Dziewczyna nagle stanęła w miejscu, mrugając szybko. Spojrzała po nas wszystkich z przestrachem w oczach i potarła powieki. Samuel pokręcił tylko głową, wychodząc z pomieszczenia, a Sabrina nie mogła powstrzymać się od głośnego, irytującego śmiechu.

- Co się stało? – Spytała zdziwiona Gryfonka. – Alex? Kiedy przyszłaś?

- Uśmiałam się jak nigdy! – Krzyknęła Ślizgonka.

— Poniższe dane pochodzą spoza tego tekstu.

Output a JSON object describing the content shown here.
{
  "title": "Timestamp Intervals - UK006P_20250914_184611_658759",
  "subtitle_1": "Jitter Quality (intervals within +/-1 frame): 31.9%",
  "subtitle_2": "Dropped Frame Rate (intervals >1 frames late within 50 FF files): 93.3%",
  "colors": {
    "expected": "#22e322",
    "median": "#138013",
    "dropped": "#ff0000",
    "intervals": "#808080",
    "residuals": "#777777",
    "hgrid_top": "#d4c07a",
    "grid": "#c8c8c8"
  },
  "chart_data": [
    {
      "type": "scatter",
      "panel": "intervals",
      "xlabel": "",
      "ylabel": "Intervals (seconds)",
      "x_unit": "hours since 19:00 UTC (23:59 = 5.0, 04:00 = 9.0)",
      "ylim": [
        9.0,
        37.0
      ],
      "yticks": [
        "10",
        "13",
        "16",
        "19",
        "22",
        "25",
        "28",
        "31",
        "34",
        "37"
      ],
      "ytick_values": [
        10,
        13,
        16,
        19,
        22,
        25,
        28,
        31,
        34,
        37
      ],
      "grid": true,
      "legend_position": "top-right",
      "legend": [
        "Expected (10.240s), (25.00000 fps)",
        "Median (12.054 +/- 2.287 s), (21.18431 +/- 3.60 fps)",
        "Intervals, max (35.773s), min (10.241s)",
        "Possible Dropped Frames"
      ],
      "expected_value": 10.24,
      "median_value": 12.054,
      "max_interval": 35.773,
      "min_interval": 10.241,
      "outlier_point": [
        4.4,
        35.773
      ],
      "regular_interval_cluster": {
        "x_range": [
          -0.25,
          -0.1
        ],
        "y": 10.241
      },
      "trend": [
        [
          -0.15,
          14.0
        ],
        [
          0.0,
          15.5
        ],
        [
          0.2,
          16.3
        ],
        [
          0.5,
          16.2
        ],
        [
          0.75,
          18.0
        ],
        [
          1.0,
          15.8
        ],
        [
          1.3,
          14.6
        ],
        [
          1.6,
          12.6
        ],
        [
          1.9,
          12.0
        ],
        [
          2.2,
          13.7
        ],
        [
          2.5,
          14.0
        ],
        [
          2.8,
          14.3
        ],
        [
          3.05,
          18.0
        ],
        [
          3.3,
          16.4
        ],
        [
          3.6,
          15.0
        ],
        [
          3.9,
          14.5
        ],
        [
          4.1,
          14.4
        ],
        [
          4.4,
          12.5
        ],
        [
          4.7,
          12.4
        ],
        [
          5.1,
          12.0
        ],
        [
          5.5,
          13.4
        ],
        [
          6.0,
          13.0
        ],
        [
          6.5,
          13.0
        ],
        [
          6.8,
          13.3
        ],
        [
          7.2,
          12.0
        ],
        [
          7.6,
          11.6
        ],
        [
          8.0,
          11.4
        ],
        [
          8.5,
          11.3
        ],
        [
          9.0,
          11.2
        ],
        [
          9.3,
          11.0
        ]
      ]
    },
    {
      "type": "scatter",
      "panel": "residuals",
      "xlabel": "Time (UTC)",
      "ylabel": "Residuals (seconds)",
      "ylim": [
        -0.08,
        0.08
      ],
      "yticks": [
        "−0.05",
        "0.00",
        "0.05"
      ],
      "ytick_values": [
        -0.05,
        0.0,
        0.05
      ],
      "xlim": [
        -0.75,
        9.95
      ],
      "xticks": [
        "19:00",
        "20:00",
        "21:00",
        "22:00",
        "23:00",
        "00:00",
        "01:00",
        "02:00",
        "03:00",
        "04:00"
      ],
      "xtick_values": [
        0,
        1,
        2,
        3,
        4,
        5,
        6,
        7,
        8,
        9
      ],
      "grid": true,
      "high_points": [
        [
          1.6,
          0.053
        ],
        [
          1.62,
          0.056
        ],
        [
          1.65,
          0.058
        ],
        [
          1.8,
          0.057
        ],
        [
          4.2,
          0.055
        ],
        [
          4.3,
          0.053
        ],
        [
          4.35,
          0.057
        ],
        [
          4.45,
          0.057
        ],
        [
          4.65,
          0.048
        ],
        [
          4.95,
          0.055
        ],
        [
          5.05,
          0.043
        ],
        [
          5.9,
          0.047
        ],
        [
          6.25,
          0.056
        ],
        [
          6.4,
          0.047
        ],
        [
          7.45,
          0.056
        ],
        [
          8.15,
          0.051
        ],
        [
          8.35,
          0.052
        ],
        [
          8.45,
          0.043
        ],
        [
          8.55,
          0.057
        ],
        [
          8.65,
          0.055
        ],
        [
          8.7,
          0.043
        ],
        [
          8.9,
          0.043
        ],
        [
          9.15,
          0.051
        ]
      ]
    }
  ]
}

- Ale ja w dalszym ciągu nie wiem, co się stało? – Mruknęła Klara, rozglądając się wokoło. – Zaraz… czy ty mi nie dałaś eliksiru miłosnego?! – Dziewczyna wystrzeliła oskarżycielsko palcem w Sabrinę.

- Dałam – odparła, przyglądając się swoim paznokciom. Na jej ustach w dalszym ciągu widoczny był perfidny uśmieszek. – Ale nie stała ci się przecież żadna krzywda, prawda?

- To nieetyczne! Nie wolno nam używać takich eliksirów poza zajęciami i kontrolą nauczycieli!

Sabrina przestała na moment się uśmiechać, a jej brwi podjechały niemal do samej grzywki.

- Ona tak zawsze? – Zapytała oniemiała.

- Cała Klara – westchnęłam, sięgając znowu po alkohol. – Ale swoją drogą, ma trochę racji.

- Chciałam tylko, żebyś opowiedziała mi o Centaurach – westchnęła Pyrites, zerkając na Gryfonkę. – Ta szkoła jest taka nudna, a jeżeli coś ciekawego się w niej dzieje, to dotyczy to waszej dwójki, dlatego was zaprosiłam, więc zacznijcie opowiadać jak to było!

Sabrina przysunęła się bardziej w moją stronę, robiąc jeszcze więcej miejsca blondynce. Klepnęła dłonią w skórzane obicie, czekając aż Klara w końcu usadzi swoje cztery litery obok niej, co też dziewczyna zrobiła, ale bardzo ostrożnie.

- No więc, jak to było? – Zaczęła nas zachęcać, spoglądając to na jedną, to na drugą.

- Nic ci nie powiemy – odparłam pewnie, prychając cicho.

- Oj… - Sabrina wyglądała na niepocieszoną. – Bo tobie również włożę czekoladkę do buzi.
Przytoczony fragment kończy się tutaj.